Utilizzo e solo per la comodità d’espressione il titolo del pamphlet dello scrittore francese Julien Benda Il tradimento dei chierici (La Trahison des clercs, iniziato nel ’24 e reso pubblico nel ”27), sul ruolo degli intellettuali e di quel loro calarsi prono e facinoroso verso le spinte provenienti dalla realtà a loro contemporanea, a quel impegno nella politica che, con il suo irrazionale animare più la pancia ed il cuore del mondo che la ragione, intende distruggere i valori perenni e astratti di cui i chierici, appunto, dovrebbero essere cultori e testimoni. Tema questo che lo rese famoso e che si tradusse in un dibattito reso complesso e fattosi feroce sulla figura e l’essere stesso dell’intellettuale organico e militante. Antonio Gramsci lo lesse e ne scrisse, aprendo la sua polemica con Benedetto Croce, mentre si trovava nel carcere di Turi tra il 1929 e il ’30. Per ricordare, altro esempio, dell’attenzione critica di Benda alla Action Française di Maurras da cui emersero scrittori quali Robert Brasillach o, in ogni caso espressione (di Benda) del ‘patriottismo romantico’ (basti ricordare il bel libro di Paul Sérant dal titolo suggestivo Romanticismo fascista,1959), prossimi quali Drieu la Rochelle e L.F. Céline che nutrirono la nostra giovinezza di bastoni e di lotta e di idee e di barricate, a cui restiamo tenacemente fedeli. Anche perché, sebbene Nietzsche ci abbia ammonito come il sangue non sia buon testimone, lo preferiamo là dove ci suggerisce di scoprire, scrivendo con il sangue, lo spirito…
Come sempre mi sono dilungato nella premessa, saccente e verbosa, a tutto danno di quanto dovrebbe essere l’argomentazione centrale, che finirà per risultare natura asfittica stitica inconcludente. A perdonarmi, non sono troppo severo con me stesso, mi giustifico essere i miei interventi soltanto pallida ombra e briciole di cultura.

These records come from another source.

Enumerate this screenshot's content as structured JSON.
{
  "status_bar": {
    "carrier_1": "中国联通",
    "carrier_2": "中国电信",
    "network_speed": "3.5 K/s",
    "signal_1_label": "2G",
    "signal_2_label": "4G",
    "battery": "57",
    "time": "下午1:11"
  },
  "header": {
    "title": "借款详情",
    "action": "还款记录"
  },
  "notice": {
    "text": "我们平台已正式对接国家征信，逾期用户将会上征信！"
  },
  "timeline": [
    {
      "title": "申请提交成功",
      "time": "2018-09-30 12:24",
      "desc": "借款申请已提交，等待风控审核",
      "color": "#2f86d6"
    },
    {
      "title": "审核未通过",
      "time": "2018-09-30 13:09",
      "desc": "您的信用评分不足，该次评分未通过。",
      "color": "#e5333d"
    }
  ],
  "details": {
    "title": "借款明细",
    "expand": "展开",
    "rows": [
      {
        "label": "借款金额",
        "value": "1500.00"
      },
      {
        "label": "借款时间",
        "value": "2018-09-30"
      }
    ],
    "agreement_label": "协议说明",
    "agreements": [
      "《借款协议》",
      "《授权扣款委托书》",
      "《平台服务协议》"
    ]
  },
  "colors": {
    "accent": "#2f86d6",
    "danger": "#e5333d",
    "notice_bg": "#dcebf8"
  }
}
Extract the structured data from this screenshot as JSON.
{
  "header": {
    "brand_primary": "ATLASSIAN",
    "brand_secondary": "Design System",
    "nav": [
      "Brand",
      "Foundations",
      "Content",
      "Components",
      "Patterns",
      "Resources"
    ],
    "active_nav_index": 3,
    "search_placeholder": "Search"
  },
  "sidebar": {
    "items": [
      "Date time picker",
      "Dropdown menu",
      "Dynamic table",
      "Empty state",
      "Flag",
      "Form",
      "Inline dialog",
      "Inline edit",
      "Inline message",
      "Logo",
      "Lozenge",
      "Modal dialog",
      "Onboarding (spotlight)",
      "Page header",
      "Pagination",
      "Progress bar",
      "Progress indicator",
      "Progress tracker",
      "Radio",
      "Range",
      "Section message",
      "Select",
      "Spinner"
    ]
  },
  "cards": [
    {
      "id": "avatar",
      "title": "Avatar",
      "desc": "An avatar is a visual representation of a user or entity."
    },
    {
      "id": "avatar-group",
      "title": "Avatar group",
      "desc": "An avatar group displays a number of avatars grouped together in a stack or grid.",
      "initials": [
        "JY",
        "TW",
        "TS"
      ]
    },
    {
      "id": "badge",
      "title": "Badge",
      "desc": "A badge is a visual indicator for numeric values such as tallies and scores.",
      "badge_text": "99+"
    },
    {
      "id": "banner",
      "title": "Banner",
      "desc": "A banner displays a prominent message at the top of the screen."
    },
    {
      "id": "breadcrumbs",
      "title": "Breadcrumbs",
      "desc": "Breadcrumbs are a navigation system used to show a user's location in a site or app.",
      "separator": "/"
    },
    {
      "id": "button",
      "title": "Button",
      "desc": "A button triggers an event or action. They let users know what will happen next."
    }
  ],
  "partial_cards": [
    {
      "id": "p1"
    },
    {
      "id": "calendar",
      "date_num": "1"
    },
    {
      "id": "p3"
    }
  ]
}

Andando avanti con la lettura poderosa e impegnativa di Con Mussolini e oltre (ne ho scritto la settimana scorsa), ritrovo fra i molteplici richiami a me familiari una eco di rinnovata condivisione sul tema della parola del suo dominio e, al contempo, della sua sconfitta. Non fummo, dunque, soltanto battuti nel ‘45 dalla potenza dell’oro e delle armi messe in campo. Ripenso a quanto mi confidava Ugo Franzolin, giornalista e scrittore, già corrispondente della Xmas. Con il nostro anacronistico modello ’91 e di fronte stormi di aerei sciami di navi colonne di autoveicoli carri armati e soldati di tutte le nazionalità, corse a salire sul carro del vincitore, e come non rendersi conto, magari in modo confuso all’inizio, che alle loro spalle s’avanzavano modelli di vita a negare e distruggere quanto per secoli era stata dell’Europa la sua cultura l’esistenza e l’articolato profondo fondamento dei suoi valori. La guerra del sangue contro l’oro come amava ripetere Giano Accame, mediando le riflessioni e il verso di Ezra Pound contro l’usura.
Siamo stati sconfitti nella guerra delle parole. Non soltanto dall’invadenza a tutti i livelli nella nostra lingua di espressioni anglosassoni (l’uso, ad esempio, nella politica e nell’economia e nel gergo giovanile ed oggi nella pandemia sanitaria tanto e più da rendersi parte di una pandemia dello spirito globale). In noi stessi, il virus, in coloro che s’erano fatti consapevoli e ne denunciavano l’avverarsi. Termini quali Identità e Riscossa ci appartengono per la valenza di significato, di contro a prediligere e ci si infogna nella equivocità di parole mediate dal 25 aprile e dintorni. La liberazione… a indicare uno stato interiore, un rasserenamento e distanza dell’animo, l’apatia di cui parlarono gli stoici, si trasforma in una fetecchia da guitti e saltimbanchi prestati alla politica. L’intellettuale al servizio della propria arroganza e vanità ormai, evidente il segno della sconfitta subita, certo che non vi sia più chi con energica mano si decida a togliere la sicura del revolver.